A connected experience

It is of no surprise that all eyes are on product development to capitalise on these trends and accelerate content. Whether playing for marketing or audience spend, charitable donations, membership engagement or even ecommerce, it is crucial in a world in which most end-users are considered digital natives to ensure products perform well beyond aesthetics to provide a fast, seamless, intuitive and connected experience.

And for many content-rich businesses, the technology used to create and deliver expertise is becoming just as important a success factor as the content itself whether the outcome is brand acceleration, lead-generation, membership value, education or as in some cases, experience of the product or service itself. 

For many this means a methodical review of technology - not only for the product but the infrastructure supporting the entire experience including CRM, CDP, paywall, analytics, marketing tools and integrations. 

A systematic approach

Develop OKRs. Agree on sole or primary outcome or business model/s behind content to match core strengths against requirements, e.g.: 

Audience revenues / content sales: 

Strength: unique, expert, must-have content. 

Requirement: registration, nurture, hard/soft/metered paywall, personalisation. 

Advertising:

Strength: sufficient volume or appeal to capitalise on programmatic partnerships; or hyper targeted audience for direct. 

Requirement: Web Core Vitals to optimise inventory, design consideration for ads.

Sponsorship:

Strength: first party engaged audience, engaged and of interest to an accessible pool of customers. 

Requirement: multiple, connected channels to attract strategic spend, analytics for demonstrable ROI.

Ecommerce/affiliate: 

Strength: product relevance and audience buying intent.

Requirement: smooth purchase experience, minimised performance impact.

Breakdown software - proprietary, SaaS or third party - that touches digital experience. Audience and buyer experience are a given but often overlooked are internal users. And human friction costs time.

Score technology against the overall objectives: 

  1. Prioritise them by impact.
  2. How well are they currently serving objectives?
  3. Where you find high priority technology underperforming against objectives, you know you have a problem.

Tech choices

This can be overwhelming when faced with a multitude of options. And rarely is it a singular decision, rather a set of decisions that balance business continuity with performing heart surgery on an operation.

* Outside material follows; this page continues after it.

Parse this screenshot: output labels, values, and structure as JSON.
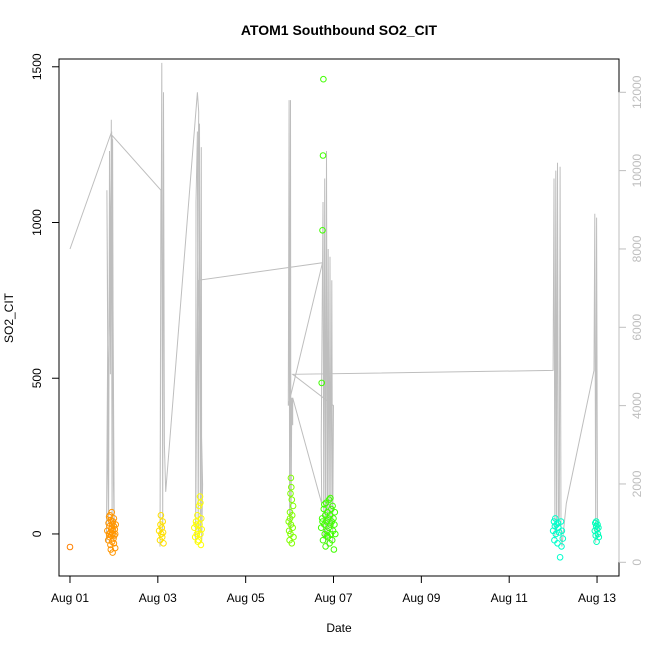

The key is consistency and fidelity to OKRs. Making long-term, strategic decisions in technology has never been more important to prevent overspend on things that don’t matter and future major organ surgery. Composable, connectable technology that supports objectives and future proofs a stack means joined up decisions at the highest level.

Takeaways

  • Start and finish with business outcomes.
  • Pick a lane; think holistically and realistically.
  • Simplify stack with focus; less can be more.
  • Plan for continual evolution, not a one-drop fix.